ST-CAC: a low-cost crosstalk avoidance coding mechanism based on three-valued numerical system

Abstract

Appearances of specific transition patterns during data transfer in bus lines of modern high-performance computing systems, such as communicating structures of accelerators for deep convolutional neural networks, commercial Network on Chips, and memories, can lead to crosstalk faults. With the shrinkage of technology size, crosstalk faults occurrence boosts and leads to degradation of reliability and performance, as well as the increasing power consumption of lines. One effective way to alleviate crosstalk faults is to avoid the appearance of these specific transition patterns by using numerical-based crosstalk avoidance codes (CACs).
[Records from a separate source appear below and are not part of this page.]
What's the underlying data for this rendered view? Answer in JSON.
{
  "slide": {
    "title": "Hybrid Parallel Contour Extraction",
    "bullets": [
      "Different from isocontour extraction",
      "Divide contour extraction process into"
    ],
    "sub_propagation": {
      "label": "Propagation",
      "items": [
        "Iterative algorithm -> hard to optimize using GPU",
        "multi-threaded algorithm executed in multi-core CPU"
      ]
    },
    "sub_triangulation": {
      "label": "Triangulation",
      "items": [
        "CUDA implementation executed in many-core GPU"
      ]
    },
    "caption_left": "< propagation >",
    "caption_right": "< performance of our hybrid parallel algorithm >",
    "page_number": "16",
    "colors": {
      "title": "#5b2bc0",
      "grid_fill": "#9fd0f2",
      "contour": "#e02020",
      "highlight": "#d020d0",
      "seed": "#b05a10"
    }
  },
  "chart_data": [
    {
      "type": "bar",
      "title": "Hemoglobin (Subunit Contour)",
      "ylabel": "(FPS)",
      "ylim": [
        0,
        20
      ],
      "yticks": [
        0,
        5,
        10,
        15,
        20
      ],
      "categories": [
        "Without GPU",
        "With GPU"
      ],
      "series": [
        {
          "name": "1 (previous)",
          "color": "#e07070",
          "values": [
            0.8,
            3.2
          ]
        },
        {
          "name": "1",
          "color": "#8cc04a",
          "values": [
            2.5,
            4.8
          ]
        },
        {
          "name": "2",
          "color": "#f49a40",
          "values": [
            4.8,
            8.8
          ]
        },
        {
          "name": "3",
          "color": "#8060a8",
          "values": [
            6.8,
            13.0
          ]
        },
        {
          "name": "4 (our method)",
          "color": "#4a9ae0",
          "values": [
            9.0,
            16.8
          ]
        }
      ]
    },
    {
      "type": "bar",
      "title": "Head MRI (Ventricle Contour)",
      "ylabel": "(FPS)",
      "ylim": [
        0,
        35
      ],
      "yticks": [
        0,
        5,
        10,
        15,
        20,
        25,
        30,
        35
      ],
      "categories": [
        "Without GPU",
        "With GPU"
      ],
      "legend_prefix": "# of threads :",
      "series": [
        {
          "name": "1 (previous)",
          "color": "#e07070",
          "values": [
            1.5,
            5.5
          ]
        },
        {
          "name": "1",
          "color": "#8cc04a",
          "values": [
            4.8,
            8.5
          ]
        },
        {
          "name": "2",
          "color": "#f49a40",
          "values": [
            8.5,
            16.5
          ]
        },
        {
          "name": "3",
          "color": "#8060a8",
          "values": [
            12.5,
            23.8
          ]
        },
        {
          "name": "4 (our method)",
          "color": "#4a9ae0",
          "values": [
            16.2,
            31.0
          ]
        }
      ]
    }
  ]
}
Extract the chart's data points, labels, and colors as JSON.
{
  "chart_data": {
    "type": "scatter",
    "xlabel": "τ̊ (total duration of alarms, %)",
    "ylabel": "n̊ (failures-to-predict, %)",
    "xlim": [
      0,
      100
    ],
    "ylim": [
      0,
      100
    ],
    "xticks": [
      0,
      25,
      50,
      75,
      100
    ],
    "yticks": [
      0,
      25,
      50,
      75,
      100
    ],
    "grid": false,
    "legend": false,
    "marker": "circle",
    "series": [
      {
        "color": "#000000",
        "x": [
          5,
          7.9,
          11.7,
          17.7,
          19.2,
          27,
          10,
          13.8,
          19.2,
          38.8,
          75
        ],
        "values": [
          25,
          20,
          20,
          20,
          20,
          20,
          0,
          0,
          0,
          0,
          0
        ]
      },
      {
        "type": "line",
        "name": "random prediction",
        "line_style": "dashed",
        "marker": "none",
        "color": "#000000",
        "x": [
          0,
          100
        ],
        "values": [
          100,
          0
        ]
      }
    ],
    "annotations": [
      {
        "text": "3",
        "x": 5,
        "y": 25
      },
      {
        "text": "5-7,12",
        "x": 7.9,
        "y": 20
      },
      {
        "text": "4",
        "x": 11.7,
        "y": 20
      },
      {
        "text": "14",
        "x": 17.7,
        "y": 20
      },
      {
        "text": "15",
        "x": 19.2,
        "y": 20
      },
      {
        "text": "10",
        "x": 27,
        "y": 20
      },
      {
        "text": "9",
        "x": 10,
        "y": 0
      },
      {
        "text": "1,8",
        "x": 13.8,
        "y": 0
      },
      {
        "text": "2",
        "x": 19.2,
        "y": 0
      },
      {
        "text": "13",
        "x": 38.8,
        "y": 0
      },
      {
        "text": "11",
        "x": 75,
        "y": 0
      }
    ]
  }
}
However, a serious problem with numerical-based CACs is their overheads in terms of required additional bus lines for representing code words. To solve this problem, in this paper we present a novel CAC that is based on the use of three symbols (three-value) to represent the code words in the bus lines, rather than classical binary CACs based on binary, i.e., 0 and 1 symbols. Our proposed CAC, named summation-based tri-value crosstalk avoidance code (ST-CAC), reduces the worst-case delay in bus lines with respect to binary CACs, and it can efficiently be applied to any arbitrary channel width of lines. The use of three symbols to represent code words in ST-CAC enables to increase the number of code words of a numerical system without increasing the number of required bus lines significantly. The experimental results show that CACs based on the use of three symbols can reduce the number of additional lines compared to binary CACs by 33%. Moreover, we show in the paper, that the delay of wires in the presence our ST-CAC can reduce by 33% with respect to state-of-the-art binary value CACs.